Zukunftszugewandte Menschen aus aller Welt kampieren vor Apple-Läden. Sie wollen ein wenig aufregendes Telefon erwerben – warum nur?

Vor dem Apple Store in New York: Warten auf den ganz großen Moment. Bild: dapd

J etzt winden sich also wieder Schlangen zu den Apple-Geschäften dieser Welt, als würde ein Heiland drinnen Kranke heilen. Vor dem großen Apple-Laden in New York kampierten Menschen.

Am Ende werden sie alle nur ein iPhone besitzen, das ein wenig länger ist und schneller als die vorherigen und das eine neue Software besitzt, die man gratis herunterladen kann, wenn man ein altes iPhone hat.
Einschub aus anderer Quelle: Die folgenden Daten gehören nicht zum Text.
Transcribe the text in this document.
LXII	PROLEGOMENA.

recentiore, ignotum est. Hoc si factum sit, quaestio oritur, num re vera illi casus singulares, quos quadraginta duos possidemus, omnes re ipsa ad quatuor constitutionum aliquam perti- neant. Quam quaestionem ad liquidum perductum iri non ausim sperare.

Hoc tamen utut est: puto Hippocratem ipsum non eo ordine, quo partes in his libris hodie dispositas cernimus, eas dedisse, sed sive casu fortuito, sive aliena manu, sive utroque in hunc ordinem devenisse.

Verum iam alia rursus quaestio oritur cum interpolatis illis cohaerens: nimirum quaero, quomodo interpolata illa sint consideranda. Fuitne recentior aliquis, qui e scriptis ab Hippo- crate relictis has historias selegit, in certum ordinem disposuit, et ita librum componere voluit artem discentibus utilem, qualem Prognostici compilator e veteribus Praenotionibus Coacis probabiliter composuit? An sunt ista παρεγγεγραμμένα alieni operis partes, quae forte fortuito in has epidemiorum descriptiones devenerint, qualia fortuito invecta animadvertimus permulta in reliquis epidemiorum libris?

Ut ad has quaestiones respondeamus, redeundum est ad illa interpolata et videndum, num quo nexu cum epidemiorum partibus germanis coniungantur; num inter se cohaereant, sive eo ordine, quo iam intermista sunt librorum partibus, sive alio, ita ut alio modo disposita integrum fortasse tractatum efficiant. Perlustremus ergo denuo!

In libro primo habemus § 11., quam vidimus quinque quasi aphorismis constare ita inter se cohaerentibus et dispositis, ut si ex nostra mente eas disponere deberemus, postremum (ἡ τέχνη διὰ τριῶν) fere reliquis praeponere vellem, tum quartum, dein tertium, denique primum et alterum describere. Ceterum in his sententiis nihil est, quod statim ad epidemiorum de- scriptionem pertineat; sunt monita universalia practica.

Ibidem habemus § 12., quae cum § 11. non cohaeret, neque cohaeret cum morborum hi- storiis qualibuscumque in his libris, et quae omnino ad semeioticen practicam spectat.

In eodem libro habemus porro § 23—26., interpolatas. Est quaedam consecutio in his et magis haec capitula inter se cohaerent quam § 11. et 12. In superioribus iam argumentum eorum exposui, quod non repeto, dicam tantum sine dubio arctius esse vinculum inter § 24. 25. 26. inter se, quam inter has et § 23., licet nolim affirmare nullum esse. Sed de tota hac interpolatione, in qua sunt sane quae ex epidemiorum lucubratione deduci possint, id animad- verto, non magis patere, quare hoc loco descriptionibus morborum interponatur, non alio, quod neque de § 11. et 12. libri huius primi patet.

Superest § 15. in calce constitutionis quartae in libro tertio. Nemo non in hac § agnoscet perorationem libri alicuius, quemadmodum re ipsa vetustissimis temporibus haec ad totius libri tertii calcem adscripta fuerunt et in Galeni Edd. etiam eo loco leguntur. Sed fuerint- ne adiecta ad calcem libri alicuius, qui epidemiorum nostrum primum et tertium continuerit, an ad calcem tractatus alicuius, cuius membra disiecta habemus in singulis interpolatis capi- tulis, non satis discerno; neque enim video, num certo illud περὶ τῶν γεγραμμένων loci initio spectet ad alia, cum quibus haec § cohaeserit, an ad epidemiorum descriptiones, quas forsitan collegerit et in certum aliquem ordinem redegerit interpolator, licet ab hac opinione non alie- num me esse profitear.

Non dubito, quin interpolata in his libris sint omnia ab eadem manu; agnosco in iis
Überall auf der Welt. Man muss dafür nicht vor einem Apple-Geschäft sitzen. Es ist langfristig nicht mit einer Knappheit von iPhones zu rechnen, höchstens mit leichten Lieferschwierigkeiten zu Beginn.

Und die Wahrscheinlichkeit ist gar nicht so niedrig, dass dieses neue Gerät die eine oder andere Macke hat, die später korrigiert werden muss. Rational betrachtet wäre es sinnvoller, zu Hause im bequemen Bett zu kampieren und das neue iPhone 5 irgendwann im Internet zu bestellen, nachdem man die ersten ausführlichen Testberichte abgewartet hat. Aber was ist schon streng rational, wenn es um Apple geht?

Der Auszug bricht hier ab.